Surat Pembaca Serambi
Halaqah di Luar Kampus, Perlukah? Surat Terbuka untuk Rektor UIN Ar-Raniry
Melalui surat ini, izinkan saya menyampaikan kebingungan sekaligus kegelisahan terkait sebuah program yang diwajibkan kepada mahasiswa baru.
Kepada Yth.
Rektor UIN Ar-Raniry,
di Banda Aceh.
Saya adalah orang tua dari salah satu mahasiswa baru UIN Ar-Raniry.
Melalui surat ini, izinkan saya menyampaikan kebingungan sekaligus kegelisahan terkait sebuah program yang diwajibkan kepada mahasiswa baru.
Ketika saya bertanya kepada anak saya, jawabannya justru membingungkan.

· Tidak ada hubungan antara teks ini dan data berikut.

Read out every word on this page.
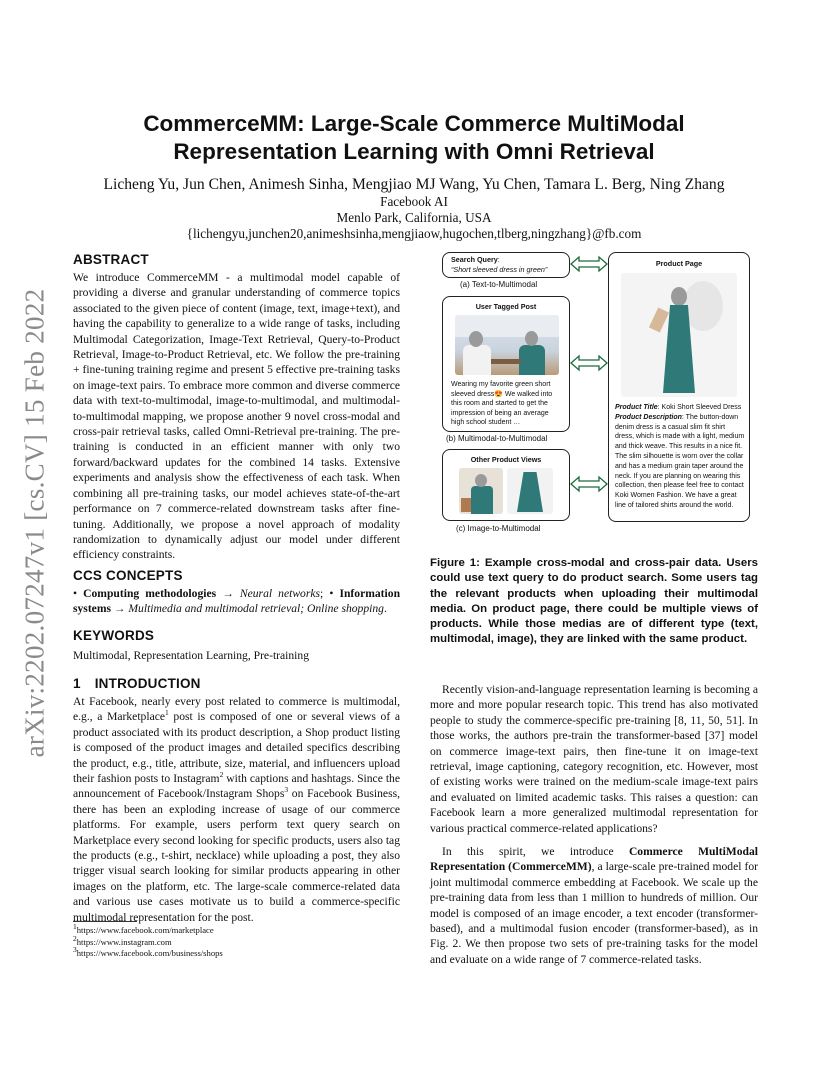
arXiv:2202.07247v1 [cs.CV] 15 Feb 2022
CommerceMM: Large-Scale Commerce MultiModal
Representation Learning with Omni Retrieval
Licheng Yu, Jun Chen, Animesh Sinha, Mengjiao MJ Wang, Yu Chen, Tamara L. Berg, Ning Zhang
Facebook AI
Menlo Park, California, USA
{lichengyu,junchen20,animeshsinha,mengjiaow,hugochen,tlberg,ningzhang}@fb.com
ABSTRACT
We introduce CommerceMM - a multimodal model capable of providing a diverse and granular understanding of commerce topics associated to the given piece of content (image, text, image+text), and having the capability to generalize to a wide range of tasks, including Multimodal Categorization, Image-Text Retrieval, Query-to-Product Retrieval, Image-to-Product Retrieval, etc. We follow the pre-training + fine-tuning training regime and present 5 effective pre-training tasks on image-text pairs. To embrace more common and diverse commerce data with text-to-multimodal, image-to-multimodal, and multimodal-to-multimodal mapping, we propose another 9 novel cross-modal and cross-pair retrieval tasks, called Omni-Retrieval pre-training. The pre-training is conducted in an efficient manner with only two forward/backward updates for the combined 14 tasks. Extensive experiments and analysis show the effectiveness of each task. When combining all pre-training tasks, our model achieves state-of-the-art performance on 7 commerce-related downstream tasks after fine-tuning. Additionally, we propose a novel approach of modality randomization to dynamically adjust our model under different efficiency constraints.
CCS CONCEPTS
• Computing methodologies → Neural networks; • Information systems → Multimedia and multimodal retrieval; Online shopping.
KEYWORDS
Multimodal, Representation Learning, Pre-training
1 INTRODUCTION
At Facebook, nearly every post related to commerce is multimodal, e.g., a Marketplace$^1$ post is composed of one or several views of a product associated with its product description, a Shop product listing is composed of the product images and detailed specifics describing the product, e.g., title, attribute, size, material, and influencers upload their fashion posts to Instagram$^2$ with captions and hashtags. Since the announcement of Facebook/Instagram Shops$^3$ on Facebook Business, there has been an exploding increase of usage of our commerce platforms. For example, users perform text query search on Marketplace every second looking for specific products, users also tag the products (e.g., t-shirt, necklace) while uploading a post, they also trigger visual search looking for similar products appearing in other images on the platform, etc. The large-scale commerce-related data and various use cases motivate us to build a commerce-specific multimodal representation for the post.
$^1$https://www.facebook.com/marketplace
$^2$https://www.instagram.com
$^3$https://www.facebook.com/business/shops
Search Query:
“Short sleeved dress in green”
(a) Text-to-Multimodal
User Tagged Post
Wearing my favorite green short sleeved dress😍 We walked into this room and started to get the impression of being an average high school student …
(b) Multimodal-to-Multimodal
Other Product Views
(c) Image-to-Multimodal
Product Page
Product Title: Koki Short Sleeved Dress
Product Description: The button-down denim dress is a casual slim fit shirt dress, which is made with a light, medium and thick weave. This results in a nice fit. The slim silhouette is worn over the collar and has a medium grain taper around the neck. If you are planning on wearing this collection, then please feel free to contact Koki Women Fashion. We have a great line of tailored shirts around the world.
Figure 1: Example cross-modal and cross-pair data. Users could use text query to do product search. Some users tag the relevant products when uploading their multimodal media. On product page, there could be multiple views of products. While those medias are of different type (text, multimodal, image), they are linked with the same product.
Recently vision-and-language representation learning is becoming a more and more popular research topic. This trend has also motivated people to study the commerce-specific pre-training [8, 11, 50, 51]. In those works, the authors pre-train the transformer-based [37] model on commerce image-text pairs, then fine-tune it on image-text retrieval, image captioning, category recognition, etc. However, most of existing works were trained on the medium-scale image-text pairs and evaluated on limited academic tasks. This raises a question: can Facebook learn a more generalized multimodal representation for various practical commerce-related applications?
In this spirit, we introduce Commerce MultiModal Representation (CommerceMM), a large-scale pre-trained model for joint multimodal commerce embedding at Facebook. We scale up the pre-training data from less than 1 million to hundreds of million. Our model is composed of an image encoder, a text encoder (transformer-based), and a multimodal fusion encoder (transformer-based), as in Fig. 2. We then propose two sets of pre-training tasks for the model and evaluate on a wide range of 7 commerce-related tasks.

Ada istilah “Mahasantri A13 G3 Non Reguler”, lalu disebut pula kegiatan zikir dan shalawat di sebuah lembaga agama di Lambhuk, Banda Aceh.
Informasi yang beredar melalui pesan WhatsApp juga menegaskan bahwa mahasiswa diwajibkan hadir setiap malam Jumat, membeli modul fiqh seharga Rp20.000, serta menandatangani absensi.
Bahkan disebutkan tidak ada toleransi izin sakit, karena kegiatan dianggap wajib.
Saya mencoba mengonfirmasi kepada beberapa dosen UIN, namun mereka pun tidak dapat memberikan penjelasan yang memadai.
Sebagian dosen bahkan menyatakan keberatan, tetapi mahasiswa tetap mengikuti karena beredar kabar: “yang tidak ikut program ini tidak bisa sidang skripsi atau wisuda.”
Pak Rektor, keberatan utama saya bukan pada isi kegiatan, melainkan pada pelaksanaannya.
Halaqah atau zawiyah ini berlangsung malam hari dan di luar kampus. Sebagian peserta adalah remaja putri yang baru lulus dari pesantren, belum terbiasa keluar malam.
Ada pula yang tinggal jauh, di Darussalam, Kajhu, Keutapang, hingga Indrapuri.
Bukankah hal ini berisiko bagi keselamatan mereka?
:quality(30):format(webp):focal(0.5x0.5:0.5x0.5)/aceh/foto/bank/originals/Kemacetan-di-lambhuk.jpg)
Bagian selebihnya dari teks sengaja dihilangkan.